Published by Geoff Harrison | 9 October 2023
This section is about the last bastion to exclude any admission made by an accused and applies if the admission is unfair to be admitted into evidence. This section generally relates to how the admission was obtained eg. coercion or intoxication. Section 90 of the Evidence Act 1995 ('the Act') as noted by Beech-Jones CJ at CL in DPP v Sullivan at , s90 relates not to the truth of admission but to the potential unfairness of its admission into evidence:
...it focused on the alleged unreliability of all or some of the admissions made about the altercation on the basis that the relevant answers did not involve the Respondent conveying an actual recollection but only involved him speculating or hypothesising about the altercation
The history of this section was discussed in Em v The Queen by Gleeson CJ and Heydon J at :
The origins of s 90 lie in the Australian Law Reform Commission's Report on Evidence. In the Bill annexed to the Commission's Interim Report, there were clauses corresponding broadly to ss 84, 85 and 138. There was no clause corresponding to the common law discretion, discussed in R v Lee, to exclude otherwise admissible confessions on the ground that it would be unfair to use them in evidence against the accused. The Report said:
"Several commentators made the point that the Lee discretion has been used to deal with the situation where the accused has chosen to speak to the police but on the basis of assumptions that were incorrect, whether because of untrue representations or for other reasons. The [proposed equivalent to s 85] does not deal with that situation. It is concerned with circumstances affecting the truth of the admissions, not the choice whether or not to make the admission. The interim proposals included a discretion enabling the judge to exclude evidence obtained illegally or improperly. That discretion is capable of dealing with the matter but not in the way that the Lee discretion does. The Lee discretion focusses on the question whether it would be unfair to the accused to admit the evidence. The discretion to exclude illegally or improperly obtained evidence requires a balancing of public interests. It would, therefore, be less effective than the Lee discretion in the situation where the confession was obtained because the accused proceeded on a false assumption. There is a need for a discretion to enable the trial judge to exclude evidence of admissions that were obtained in such a way that it would be unfair to admit the evidence against the accused who made them. Such a discretion should be added to the proposal."

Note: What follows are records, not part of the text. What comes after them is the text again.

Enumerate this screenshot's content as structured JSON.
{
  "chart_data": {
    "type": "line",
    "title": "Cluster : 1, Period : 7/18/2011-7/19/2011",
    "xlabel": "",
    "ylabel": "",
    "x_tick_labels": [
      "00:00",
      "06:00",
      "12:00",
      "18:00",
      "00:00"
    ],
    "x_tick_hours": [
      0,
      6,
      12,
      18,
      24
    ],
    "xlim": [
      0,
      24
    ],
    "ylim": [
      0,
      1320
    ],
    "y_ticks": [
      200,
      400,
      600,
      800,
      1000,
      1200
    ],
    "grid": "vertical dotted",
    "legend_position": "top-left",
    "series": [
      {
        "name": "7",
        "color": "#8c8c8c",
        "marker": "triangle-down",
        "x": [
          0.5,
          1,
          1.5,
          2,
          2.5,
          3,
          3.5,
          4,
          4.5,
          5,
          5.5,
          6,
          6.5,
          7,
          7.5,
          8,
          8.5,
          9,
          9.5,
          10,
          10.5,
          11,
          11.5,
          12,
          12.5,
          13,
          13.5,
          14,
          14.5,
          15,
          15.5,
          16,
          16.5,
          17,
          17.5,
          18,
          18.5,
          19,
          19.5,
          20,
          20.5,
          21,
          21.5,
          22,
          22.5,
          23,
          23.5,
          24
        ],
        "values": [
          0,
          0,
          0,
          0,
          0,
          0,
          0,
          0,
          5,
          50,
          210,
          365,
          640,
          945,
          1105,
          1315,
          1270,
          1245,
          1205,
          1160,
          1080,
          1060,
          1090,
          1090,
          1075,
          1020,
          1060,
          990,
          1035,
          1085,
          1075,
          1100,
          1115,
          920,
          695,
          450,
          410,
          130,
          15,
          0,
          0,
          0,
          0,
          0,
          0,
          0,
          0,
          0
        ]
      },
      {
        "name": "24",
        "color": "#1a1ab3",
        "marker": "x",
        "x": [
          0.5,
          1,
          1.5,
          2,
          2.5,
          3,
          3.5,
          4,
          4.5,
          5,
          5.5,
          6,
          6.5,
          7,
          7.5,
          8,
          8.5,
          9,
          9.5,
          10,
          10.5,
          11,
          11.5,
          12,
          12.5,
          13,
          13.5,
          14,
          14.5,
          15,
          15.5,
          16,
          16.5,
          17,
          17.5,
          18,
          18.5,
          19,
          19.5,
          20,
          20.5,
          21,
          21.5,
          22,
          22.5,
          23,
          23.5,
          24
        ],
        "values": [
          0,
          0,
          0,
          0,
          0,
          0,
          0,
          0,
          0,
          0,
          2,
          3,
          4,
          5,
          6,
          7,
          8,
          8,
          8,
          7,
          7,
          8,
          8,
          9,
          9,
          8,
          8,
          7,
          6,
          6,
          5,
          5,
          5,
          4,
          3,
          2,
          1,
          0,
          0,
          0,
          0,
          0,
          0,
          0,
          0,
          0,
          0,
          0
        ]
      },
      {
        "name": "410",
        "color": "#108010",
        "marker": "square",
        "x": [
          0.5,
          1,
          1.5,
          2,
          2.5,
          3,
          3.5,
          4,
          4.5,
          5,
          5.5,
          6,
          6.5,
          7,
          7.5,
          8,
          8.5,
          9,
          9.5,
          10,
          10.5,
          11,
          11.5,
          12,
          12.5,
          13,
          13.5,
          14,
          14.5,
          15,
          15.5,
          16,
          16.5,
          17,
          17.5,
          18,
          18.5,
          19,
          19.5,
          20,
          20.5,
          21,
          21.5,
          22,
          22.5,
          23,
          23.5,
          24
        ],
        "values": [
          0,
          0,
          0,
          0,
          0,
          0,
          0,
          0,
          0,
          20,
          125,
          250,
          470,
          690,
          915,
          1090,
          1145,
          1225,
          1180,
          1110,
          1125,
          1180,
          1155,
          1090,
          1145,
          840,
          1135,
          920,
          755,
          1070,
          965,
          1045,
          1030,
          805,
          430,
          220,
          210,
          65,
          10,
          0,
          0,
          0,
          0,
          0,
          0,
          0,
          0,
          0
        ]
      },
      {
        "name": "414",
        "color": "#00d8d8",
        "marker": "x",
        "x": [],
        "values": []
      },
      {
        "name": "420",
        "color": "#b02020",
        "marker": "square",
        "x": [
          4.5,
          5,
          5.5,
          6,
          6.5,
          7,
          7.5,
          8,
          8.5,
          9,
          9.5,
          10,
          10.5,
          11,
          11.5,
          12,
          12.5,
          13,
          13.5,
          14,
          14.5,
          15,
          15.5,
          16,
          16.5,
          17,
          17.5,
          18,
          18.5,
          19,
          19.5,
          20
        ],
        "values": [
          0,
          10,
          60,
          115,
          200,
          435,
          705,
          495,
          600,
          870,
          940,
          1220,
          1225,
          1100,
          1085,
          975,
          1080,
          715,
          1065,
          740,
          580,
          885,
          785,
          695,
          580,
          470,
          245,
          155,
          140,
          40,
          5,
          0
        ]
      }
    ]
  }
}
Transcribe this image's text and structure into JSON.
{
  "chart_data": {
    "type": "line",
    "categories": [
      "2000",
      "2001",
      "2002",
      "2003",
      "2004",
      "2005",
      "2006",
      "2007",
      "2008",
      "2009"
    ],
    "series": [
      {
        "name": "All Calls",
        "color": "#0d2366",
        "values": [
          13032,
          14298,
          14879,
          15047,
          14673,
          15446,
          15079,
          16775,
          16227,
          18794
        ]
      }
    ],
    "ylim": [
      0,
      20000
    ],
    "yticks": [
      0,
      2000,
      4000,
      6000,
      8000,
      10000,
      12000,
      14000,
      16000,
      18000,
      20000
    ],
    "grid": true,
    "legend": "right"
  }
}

The draft Bill annexed to the Report contained a clause 79, which is similar but not identical to s 90. The Report said: "This clause enacts an exclusionary discretion similar to that known as ... 'the Lee discretion' in existing law." The appellant did not contend that the common law and s 90 were identical, but said that they had considerable similarities, and that the common law was of some assistance in applying s 90. The appellant submitted that the primary focus of s 90 was on any incorrect assumptions made by accused persons and the reasons why they made them. The appellant submitted that the purpose of the corresponding common law discretion was "to protect the rights and privileges of the accused person." Among those rights and privileges is an entitlement to remain silent (statute apart) when questioned by police officers, and hence "the accused's freedom to choose to speak to the police", and a relevant issue is "the extent to which that freedom has been impugned."
Public Defenders - Excluding Evidence of Admissions by Dina Yehia SC, 2010
EVIDENCE ACT 1995 - SECT 90
Discretion to exclude admissions
In a criminal proceeding, the court may refuse to admit evidence of an admission, or refuse to admit the evidence to prove a particular fact, if--
(a) the evidence is adduced by the prosecution, and
(b) having regard to the circumstances in which the admission was made, it would be unfair to a defendant to use the evidence.
Note : Part 3.11 contains other exclusionary discretions that are applicable to admissions.